Storing your collection in a stockbook or album is the safest and most common option. They’re specially printed for an area of concentration and feature dedicated spaces for each important issue. They come in a wide variety of prices and configurations, so be sure to look at things like paper quality, paper color, and binding type before purchasing. There are three common ways to attach stamps to your album:
- Directly: Though stamps can be easily affixed directly to an album, this method ruins the value of the collectible as peeling them off often destroys the stamp.
- Hinging: Stamp hinges are pieces of transparent tape that attach to the back of a stamp. Many leave a residue which can affect the stamp’s value.

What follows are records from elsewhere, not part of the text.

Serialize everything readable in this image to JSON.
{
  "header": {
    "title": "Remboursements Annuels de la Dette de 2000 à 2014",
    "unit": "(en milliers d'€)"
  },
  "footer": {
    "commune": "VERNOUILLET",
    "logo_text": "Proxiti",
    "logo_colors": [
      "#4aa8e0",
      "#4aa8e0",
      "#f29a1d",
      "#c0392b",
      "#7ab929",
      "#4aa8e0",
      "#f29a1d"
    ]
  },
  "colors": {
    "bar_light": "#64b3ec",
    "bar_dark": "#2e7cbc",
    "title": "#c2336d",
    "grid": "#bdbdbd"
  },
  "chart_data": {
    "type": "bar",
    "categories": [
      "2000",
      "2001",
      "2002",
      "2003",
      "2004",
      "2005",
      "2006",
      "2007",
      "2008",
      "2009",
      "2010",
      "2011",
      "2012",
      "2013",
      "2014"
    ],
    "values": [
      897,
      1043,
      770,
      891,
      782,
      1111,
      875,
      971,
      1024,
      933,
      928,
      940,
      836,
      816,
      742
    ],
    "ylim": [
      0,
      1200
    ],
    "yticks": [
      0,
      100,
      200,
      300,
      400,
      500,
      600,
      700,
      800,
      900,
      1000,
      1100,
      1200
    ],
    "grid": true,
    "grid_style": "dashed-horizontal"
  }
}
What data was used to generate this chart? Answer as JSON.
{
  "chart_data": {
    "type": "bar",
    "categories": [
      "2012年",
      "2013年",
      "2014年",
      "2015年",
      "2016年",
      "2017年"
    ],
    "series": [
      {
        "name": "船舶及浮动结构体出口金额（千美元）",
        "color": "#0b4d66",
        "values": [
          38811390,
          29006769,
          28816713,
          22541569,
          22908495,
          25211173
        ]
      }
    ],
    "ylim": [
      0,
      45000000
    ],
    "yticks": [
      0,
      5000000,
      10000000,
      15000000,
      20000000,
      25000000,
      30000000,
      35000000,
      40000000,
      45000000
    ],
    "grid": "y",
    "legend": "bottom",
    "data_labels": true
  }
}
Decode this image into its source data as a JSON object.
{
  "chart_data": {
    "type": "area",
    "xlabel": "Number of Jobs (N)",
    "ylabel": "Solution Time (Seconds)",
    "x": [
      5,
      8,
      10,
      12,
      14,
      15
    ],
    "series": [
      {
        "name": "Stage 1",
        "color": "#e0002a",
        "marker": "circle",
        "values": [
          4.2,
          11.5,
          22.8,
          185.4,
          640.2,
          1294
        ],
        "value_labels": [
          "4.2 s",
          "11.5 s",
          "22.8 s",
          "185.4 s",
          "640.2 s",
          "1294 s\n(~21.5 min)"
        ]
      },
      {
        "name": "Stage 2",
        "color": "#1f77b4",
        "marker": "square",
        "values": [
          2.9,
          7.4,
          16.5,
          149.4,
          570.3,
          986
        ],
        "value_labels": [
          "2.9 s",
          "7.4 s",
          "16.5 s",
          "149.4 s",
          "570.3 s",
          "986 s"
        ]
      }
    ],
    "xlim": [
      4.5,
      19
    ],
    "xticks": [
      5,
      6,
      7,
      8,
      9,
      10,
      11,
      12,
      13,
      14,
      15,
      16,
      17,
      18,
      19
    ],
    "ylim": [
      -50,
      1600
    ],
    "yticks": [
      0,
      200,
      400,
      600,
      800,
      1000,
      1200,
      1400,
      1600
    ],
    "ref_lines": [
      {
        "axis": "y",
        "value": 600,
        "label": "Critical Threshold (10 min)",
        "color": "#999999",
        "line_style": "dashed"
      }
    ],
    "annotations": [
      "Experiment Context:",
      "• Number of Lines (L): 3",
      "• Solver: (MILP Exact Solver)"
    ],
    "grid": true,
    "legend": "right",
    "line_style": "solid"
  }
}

- Mounting: Though the most expensive option, stamp mounts preserve expensive issues and store without causing damage.
Famous Stamp Collectors
Since the first pre-paid postage stamp revolutionized the mailing system, the hobby of collecting stamps has intrigued a wide range of collectors. It has even been labeled a “hobby of kings” due to the plethora of famous people throughout history who have been ardent collectors. Below are a few famous stamp collectors (that might surprise you).
Queen Elizabeth II
The British royal family has a long history of stamp collecting. George V started a comprehensive collection which he then passed on to his son, George VI. From there, Queen Elizabeth II adopted the hobby, adding to what is now known as the Royal Philatelic Collection. It features impressive, rare stamps including the legendary Post Office Mauritius and the Great Britain Two Pence Tyrian Plum.
Franklin D. Roosevelt
Franklin D. Roosevelt (commonly known as “FDR”), served as the 32nd president of the United States and as an avid stamp collector. He collected since his childhood as a means to learn about history and explore the world. During the 1930s, he and his Postmaster would pore over his stamp collection, brainstorming designs and themes, and even sketching his own ideas for stamps. In 1946, following his death, his family sold his philatelic estate through Harmer Auction.
English actor Charlie Chaplin was not only a comedian, but also a world renowned stamp collector. He even became the face of many postage stamps throughout countries such as India, Uruguay, Italy, the United States and more.
As a budding musician, John Lennon began collecting stamps after his older cousin, Stanley Parkes, gifted him a partially filled album. He enthusiastically filled it over the years with stamps collected from letters sent from the United States and New Zealand. His collections have been the subject of many museum exhibitions.
Writer and philosopher Ayn Rand began collecting stamps at the age of ten, but was forced to abandon the hobby when she fled the Russian Revolution. Rand returned to philately later in life, enjoying camaraderie among collectors and aesthetics of fine stamps. She detailed her love of collecting in an autographed manuscript, “Why I like Stamp Collecting.”
Stamp collecting is a hobby both rich in design and history. Those with a traceable historical relevance are often considered the most valuable stamps as collectors vie for examples with storied beginnings and historical significance. Building a stamp collection begins with finding rare examples in superb condition. To determine a stamp’s worth, assess its historical context, quality and condition, and consult a specialist when in doubt.